“Afro” Earrings – Thousand-Flowers Design
During the second half of the 14th century B.C, a technique for manufacturing color rich glass dishes and jewelry was developed in Mesopotamia. This technique was well known in Ancient Egypt, and reached the pick of its blossom the Hellenistic and Roman ‘Glass Mosaic’ workshops. There are three stages for creating mosaic glass patterns: first, a few colored glass rods, in accordance with the desired pattern, are held together and fussed into one multi-colored rod. Second, using pliers, the rod is stretched until it becomes a long and thin tread. The formally formed design does not change, it only decreases in size. The third and last stage is the slicing of the colorful rod into slices showing a one dimensional picture on their faces. During the years this technique traveled around the world, and finally landed at the 14th century A.C. on the island of Moreno, Italy. Currently, the present name is ‘millefiori’ meaning a thousand flowers in Italian, in tribute to the famous colorful pattern.

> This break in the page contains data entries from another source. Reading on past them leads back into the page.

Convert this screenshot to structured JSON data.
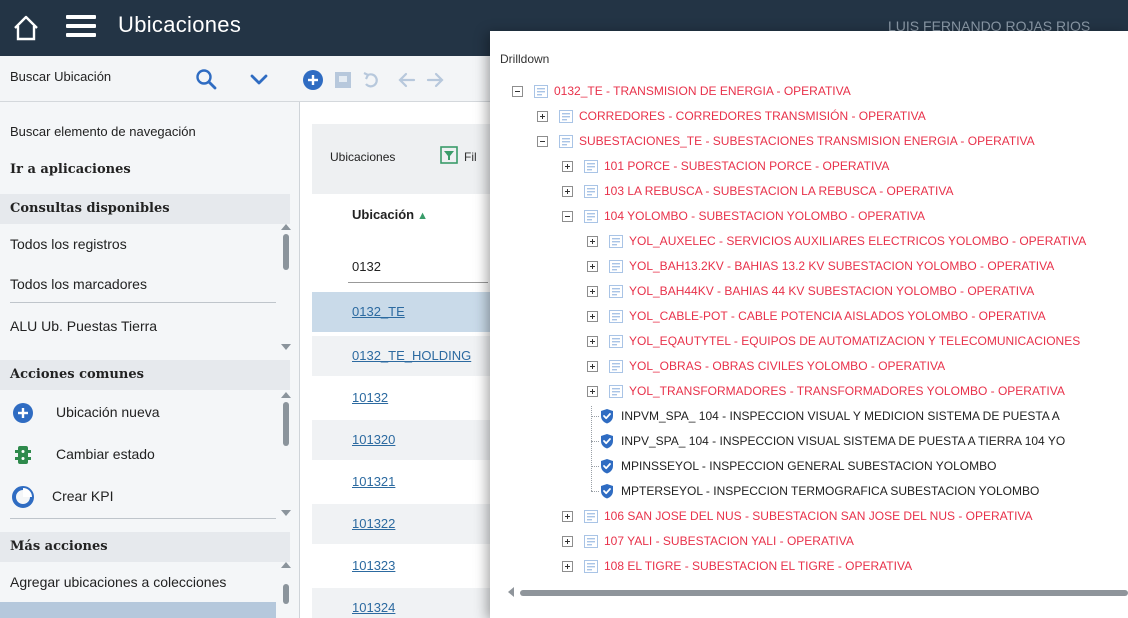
{
  "header": {
    "title": "Ubicaciones",
    "user": "LUIS FERNANDO ROJAS RIOS"
  },
  "search": {
    "placeholder": "Buscar Ubicación"
  },
  "sidebar": {
    "nav_search": "Buscar elemento de navegación",
    "go_to_apps": "Ir a aplicaciones",
    "queries_header": "Consultas disponibles",
    "queries": [
      "Todos los registros",
      "Todos los marcadores",
      "ALU Ub. Puestas Tierra"
    ],
    "common_header": "Acciones comunes",
    "common_actions": [
      "Ubicación nueva",
      "Cambiar estado",
      "Crear KPI"
    ],
    "more_header": "Más acciones",
    "more_actions": [
      "Agregar ubicaciones a colecciones"
    ]
  },
  "main": {
    "breadcrumb": "Ubicaciones",
    "filter_label": "Fil",
    "column_header": "Ubicación",
    "filter_value": "0132",
    "rows": [
      "0132_TE",
      "0132_TE_HOLDING",
      "10132",
      "101320",
      "101321",
      "101322",
      "101323",
      "101324"
    ]
  },
  "drilldown": {
    "title": "Drilldown",
    "nodes": [
      {
        "text": "0132_TE - TRANSMISION DE ENERGIA - OPERATIVA",
        "status": "red",
        "expanded": true
      },
      {
        "text": "CORREDORES - CORREDORES TRANSMISIÓN - OPERATIVA",
        "status": "red",
        "expanded": false
      },
      {
        "text": "SUBESTACIONES_TE - SUBESTACIONES TRANSMISION ENERGIA - OPERATIVA",
        "status": "red",
        "expanded": true
      },
      {
        "text": "101 PORCE - SUBESTACION PORCE - OPERATIVA",
        "status": "red",
        "expanded": false
      },
      {
        "text": "103 LA REBUSCA - SUBESTACION LA REBUSCA - OPERATIVA",
        "status": "red",
        "expanded": false
      },
      {
        "text": "104 YOLOMBO - SUBESTACION YOLOMBO - OPERATIVA",
        "status": "red",
        "expanded": true
      },
      {
        "text": "YOL_AUXELEC - SERVICIOS AUXILIARES ELECTRICOS YOLOMBO - OPERATIVA",
        "status": "red",
        "expanded": false
      },
      {
        "text": "YOL_BAH13.2KV - BAHIAS 13.2 KV SUBESTACION YOLOMBO - OPERATIVA",
        "status": "red",
        "expanded": false
      },
      {
        "text": "YOL_BAH44KV - BAHIAS 44 KV SUBESTACION YOLOMBO - OPERATIVA",
        "status": "red",
        "expanded": false
      },
      {
        "text": "YOL_CABLE-POT - CABLE POTENCIA AISLADOS YOLOMBO - OPERATIVA",
        "status": "red",
        "expanded": false
      },
      {
        "text": "YOL_EQAUTYTEL - EQUIPOS DE AUTOMATIZACION Y TELECOMUNICACIONES",
        "status": "red",
        "expanded": false
      },
      {
        "text": "YOL_OBRAS - OBRAS CIVILES YOLOMBO - OPERATIVA",
        "status": "red",
        "expanded": false
      },
      {
        "text": "YOL_TRANSFORMADORES - TRANSFORMADORES YOLOMBO - OPERATIVA",
        "status": "red",
        "expanded": false
      },
      {
        "text": "INPVM_SPA_ 104 - INSPECCION VISUAL Y MEDICION SISTEMA DE PUESTA A",
        "status": "check"
      },
      {
        "text": "INPV_SPA_ 104 - INSPECCION VISUAL SISTEMA DE PUESTA A TIERRA 104 YO",
        "status": "check"
      },
      {
        "text": "MPINSSEYOL - INSPECCION GENERAL SUBESTACION YOLOMBO",
        "status": "check"
      },
      {
        "text": "MPTERSEYOL - INSPECCION TERMOGRAFICA SUBESTACION YOLOMBO",
        "status": "check"
      },
      {
        "text": "106 SAN JOSE DEL NUS - SUBESTACION SAN JOSE DEL NUS - OPERATIVA",
        "status": "red",
        "expanded": false
      },
      {
        "text": "107 YALI - SUBESTACION YALI - OPERATIVA",
        "status": "red",
        "expanded": false
      },
      {
        "text": "108 EL TIGRE - SUBESTACION EL TIGRE - OPERATIVA",
        "status": "red",
        "expanded": false
      }
    ]
  },
  "colors": {
    "header_bg": "#233445",
    "accent_blue": "#2f6cc2",
    "status_red": "#e8314a",
    "row_highlight": "#c9dae9"
  },
  "icons": [
    "home-icon",
    "menu-icon",
    "search-icon",
    "chevron-down-icon",
    "add-icon",
    "filter-icon",
    "location-icon",
    "check-badge-icon"
  ]
}
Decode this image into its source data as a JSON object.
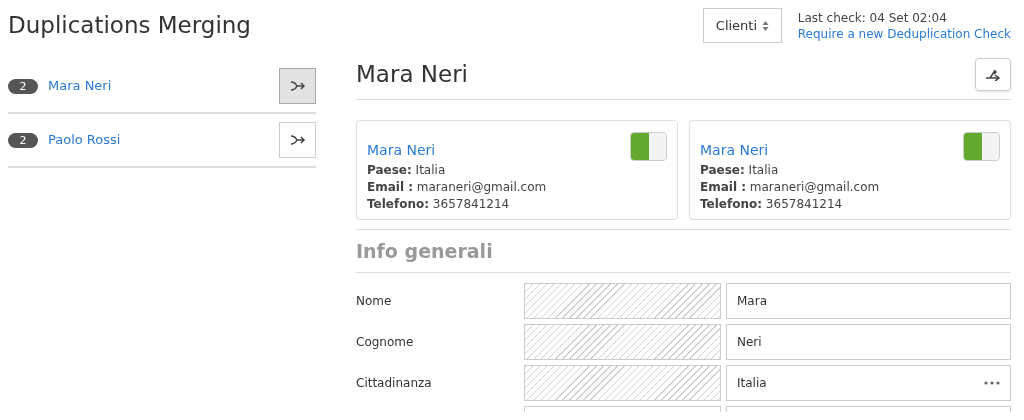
{
  "page_title": "Duplications Merging",
  "entity_select": {
    "value": "Clienti"
  },
  "last_check": "Last check: 04 Set 02:04",
  "recheck_link": "Require a new Deduplication Check",
  "duplicates": [
    {
      "count": "2",
      "name": "Mara Neri",
      "selected": true
    },
    {
      "count": "2",
      "name": "Paolo Rossi",
      "selected": false
    }
  ],
  "detail": {
    "title": "Mara Neri",
    "records": [
      {
        "name": "Mara Neri",
        "on": true,
        "lines": [
          "**Paese:** Italia",
          "**Email :** maraneri@gmail.com",
          "**Telefono:** 3657841214"
        ]
      },
      {
        "name": "Mara Neri",
        "on": true,
        "lines": [
          "**Paese:** Italia",
          "**Email :** maraneri@gmail.com",
          "**Telefono:** 3657841214"
        ]
      }
    ],
    "section_title": "Info generali",
    "fields": [
      {
        "label": "Nome",
        "value": "Mara",
        "has_menu": false
      },
      {
        "label": "Cognome",
        "value": "Neri",
        "has_menu": false
      },
      {
        "label": "Cittadinanza",
        "value": "Italia",
        "has_menu": true
      }
    ]
  }
}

The basic difference between the mosaic/millefiori technique to our creations, is of course the usage of other materials. The polymeric material we use is naturally soft, and hence the melting and reducing process we perform by manual rolling and tightening, providing more accurate and richer results than with the glass. Our diverse millefiori patterns were created while utilizing the widest array of natural colors (Malachite, Coral, Mercury), and textile textures (leopard, houndstooth), combined with Eastern ornamenting work, as a tribute to ancient techniques (such as the mosaic and the thousand flowers) and inspired by the works of Gustav Klimt. The second part of the procedure, which is not less important than building the millefiori pattern, is designing the jewelry item: The silver pendants which we manufacture by various silversmith techniques, are used as a base for the vivacious designs, providing them with shapes which are influenced by elements from the plant and animal kingdoms, the Israeli cultural and material world, and by romantic and mystical influences. To complete the process, we coat the top of the pendant with clear enamel, giving it a glossy, glasslike rich look.